Awalnya sebatas suka yang bermakna takjub sebelum berlanjut menjadi obsesi seiring bertambahnya usia. Bisa dibilang, Elina mempunyai alasan kuat mengapa dia begitu tergila-gila pada dunia hiburan. Selain visualnya yang mendukung, dia membutuhkan kemampuan akting agar bisa dipraktekkan dalam dunia nyata.

Katakan Elina munafik, tak apa-apa, karena gadis itu sudah sering menertawakan diri sendiri. Di saat hidupnya dididik otoriter, di saat kehidupannya diatur, dan di saat dia merasa hidupnya seperti boneka, Elina membutuhkan distraksi untuk menyembunyikan perasaan. Dengan menirukan watak semerdekanya, bisa dikatakan bakat tersebut semakin terasah.

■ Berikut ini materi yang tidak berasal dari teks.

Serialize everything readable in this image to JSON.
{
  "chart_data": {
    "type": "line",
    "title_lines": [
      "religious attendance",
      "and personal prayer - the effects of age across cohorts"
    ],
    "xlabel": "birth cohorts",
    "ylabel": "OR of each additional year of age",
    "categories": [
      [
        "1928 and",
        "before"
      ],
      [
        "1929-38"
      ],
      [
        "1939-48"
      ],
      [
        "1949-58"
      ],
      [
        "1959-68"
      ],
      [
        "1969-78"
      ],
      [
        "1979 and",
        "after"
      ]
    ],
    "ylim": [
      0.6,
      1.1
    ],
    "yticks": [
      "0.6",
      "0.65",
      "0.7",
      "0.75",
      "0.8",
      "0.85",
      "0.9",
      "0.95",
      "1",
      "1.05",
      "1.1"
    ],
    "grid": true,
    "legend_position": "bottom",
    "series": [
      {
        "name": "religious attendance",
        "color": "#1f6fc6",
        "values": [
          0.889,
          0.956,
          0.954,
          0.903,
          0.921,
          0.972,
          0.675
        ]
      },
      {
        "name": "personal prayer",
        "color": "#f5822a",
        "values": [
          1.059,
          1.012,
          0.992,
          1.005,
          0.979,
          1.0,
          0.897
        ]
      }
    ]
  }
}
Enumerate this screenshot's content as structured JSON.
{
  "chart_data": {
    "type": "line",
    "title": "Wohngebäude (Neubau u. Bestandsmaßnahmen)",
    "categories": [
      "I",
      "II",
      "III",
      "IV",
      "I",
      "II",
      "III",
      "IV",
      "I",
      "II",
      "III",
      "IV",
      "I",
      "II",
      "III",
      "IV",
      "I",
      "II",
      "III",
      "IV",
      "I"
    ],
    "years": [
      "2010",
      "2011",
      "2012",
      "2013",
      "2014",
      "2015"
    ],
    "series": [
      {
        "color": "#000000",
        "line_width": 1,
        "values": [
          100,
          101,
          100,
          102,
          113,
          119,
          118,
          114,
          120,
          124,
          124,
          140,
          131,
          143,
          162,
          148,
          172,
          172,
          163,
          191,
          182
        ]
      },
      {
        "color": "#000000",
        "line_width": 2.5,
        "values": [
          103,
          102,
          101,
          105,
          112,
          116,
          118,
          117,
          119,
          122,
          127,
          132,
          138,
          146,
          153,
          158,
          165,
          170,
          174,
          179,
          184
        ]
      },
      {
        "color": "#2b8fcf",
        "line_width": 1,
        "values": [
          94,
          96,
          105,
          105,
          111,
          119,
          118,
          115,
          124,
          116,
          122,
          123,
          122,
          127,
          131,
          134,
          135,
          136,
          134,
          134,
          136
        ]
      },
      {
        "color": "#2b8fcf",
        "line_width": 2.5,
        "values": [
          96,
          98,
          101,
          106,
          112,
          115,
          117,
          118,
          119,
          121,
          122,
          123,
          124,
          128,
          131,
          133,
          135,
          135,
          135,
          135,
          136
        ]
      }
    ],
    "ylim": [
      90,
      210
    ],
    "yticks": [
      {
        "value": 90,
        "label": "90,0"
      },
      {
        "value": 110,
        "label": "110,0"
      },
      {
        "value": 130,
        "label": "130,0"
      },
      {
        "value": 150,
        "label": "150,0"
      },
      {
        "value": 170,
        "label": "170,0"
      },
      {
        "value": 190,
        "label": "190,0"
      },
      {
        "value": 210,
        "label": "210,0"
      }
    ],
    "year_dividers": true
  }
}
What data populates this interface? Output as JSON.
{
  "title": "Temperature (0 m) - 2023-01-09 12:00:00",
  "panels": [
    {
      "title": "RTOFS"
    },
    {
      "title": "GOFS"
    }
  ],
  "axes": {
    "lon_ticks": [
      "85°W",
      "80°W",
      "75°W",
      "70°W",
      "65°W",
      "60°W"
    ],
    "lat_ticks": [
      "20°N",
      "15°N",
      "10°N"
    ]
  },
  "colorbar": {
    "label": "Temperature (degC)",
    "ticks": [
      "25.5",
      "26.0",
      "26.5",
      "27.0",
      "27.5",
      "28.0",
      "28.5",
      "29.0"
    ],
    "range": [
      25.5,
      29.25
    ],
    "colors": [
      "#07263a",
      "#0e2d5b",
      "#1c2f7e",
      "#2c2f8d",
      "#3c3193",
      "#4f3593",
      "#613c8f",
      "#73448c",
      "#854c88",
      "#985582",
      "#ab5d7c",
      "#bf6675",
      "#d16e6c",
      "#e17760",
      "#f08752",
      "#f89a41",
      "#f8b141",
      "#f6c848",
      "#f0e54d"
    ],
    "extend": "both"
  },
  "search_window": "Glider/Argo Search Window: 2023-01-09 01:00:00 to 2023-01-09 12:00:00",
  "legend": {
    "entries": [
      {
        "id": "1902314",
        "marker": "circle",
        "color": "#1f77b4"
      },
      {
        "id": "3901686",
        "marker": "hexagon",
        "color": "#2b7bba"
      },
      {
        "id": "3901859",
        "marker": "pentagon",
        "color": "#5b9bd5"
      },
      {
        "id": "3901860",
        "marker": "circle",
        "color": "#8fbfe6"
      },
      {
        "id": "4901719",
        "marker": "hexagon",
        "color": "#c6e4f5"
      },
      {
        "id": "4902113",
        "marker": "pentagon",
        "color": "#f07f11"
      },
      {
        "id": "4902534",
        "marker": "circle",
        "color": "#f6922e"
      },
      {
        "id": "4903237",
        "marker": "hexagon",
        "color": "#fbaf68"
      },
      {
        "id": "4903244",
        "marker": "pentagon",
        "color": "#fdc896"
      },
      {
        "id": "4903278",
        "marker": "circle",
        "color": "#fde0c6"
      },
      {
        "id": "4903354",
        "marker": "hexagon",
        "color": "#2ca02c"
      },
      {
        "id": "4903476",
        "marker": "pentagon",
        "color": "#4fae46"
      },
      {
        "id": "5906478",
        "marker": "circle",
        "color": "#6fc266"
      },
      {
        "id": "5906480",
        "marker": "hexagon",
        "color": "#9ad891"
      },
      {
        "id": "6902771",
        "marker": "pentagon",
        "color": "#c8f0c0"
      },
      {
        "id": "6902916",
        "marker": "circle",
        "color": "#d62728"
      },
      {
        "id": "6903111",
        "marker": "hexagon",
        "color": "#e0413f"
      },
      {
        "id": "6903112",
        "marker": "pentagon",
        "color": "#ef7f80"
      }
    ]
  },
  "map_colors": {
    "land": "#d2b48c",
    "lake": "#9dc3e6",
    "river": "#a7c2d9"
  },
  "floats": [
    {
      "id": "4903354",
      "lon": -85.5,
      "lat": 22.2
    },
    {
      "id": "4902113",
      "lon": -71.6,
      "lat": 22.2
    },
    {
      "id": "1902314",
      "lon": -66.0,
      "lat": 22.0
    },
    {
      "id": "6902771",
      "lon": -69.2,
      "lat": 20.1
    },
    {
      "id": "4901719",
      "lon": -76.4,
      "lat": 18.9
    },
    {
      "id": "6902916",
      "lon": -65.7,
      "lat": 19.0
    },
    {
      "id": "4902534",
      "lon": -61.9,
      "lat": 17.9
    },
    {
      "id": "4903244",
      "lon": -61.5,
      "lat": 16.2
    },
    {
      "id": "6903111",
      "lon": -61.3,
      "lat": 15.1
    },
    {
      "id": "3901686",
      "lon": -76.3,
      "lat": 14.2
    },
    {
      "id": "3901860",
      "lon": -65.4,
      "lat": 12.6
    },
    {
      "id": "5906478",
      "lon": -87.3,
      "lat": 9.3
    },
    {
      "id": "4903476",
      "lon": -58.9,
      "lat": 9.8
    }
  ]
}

Elina tentu ingin mewujudkan impian tersebut. Hanya saja, sepertinya semesta tidak rela karena dia dihadapkan pada pilihan yang rumit. Ibarat berada di suatu titik perjalanan, kini dia harus memilih salah satu dari dua pilihan jalan yang membentang di hadapannya.

Antara jalan rusak dengan jalan yang sudah direnovasi. Antara Krisna Pramudya dengan Andre Liam. Antara cinta dengan impian.

Cinta... apakah Elina sudah mengaku bahwa dia cinta pada Krisna?

Seharusnya bukan, tapi kenapa rasanya sakit, ya, saat ngelihat dia jalan sama cewek lain?

Sepasang netra Elina berfokus pada satu titik, di mana lensanya membidik ke arah sepasang muda-mudi yang sedang berbicara dengan seseorang yang penting. Suara bising terdengar di mana-mana, selayaknya proyek pembangunan yang berproses setengah jadi.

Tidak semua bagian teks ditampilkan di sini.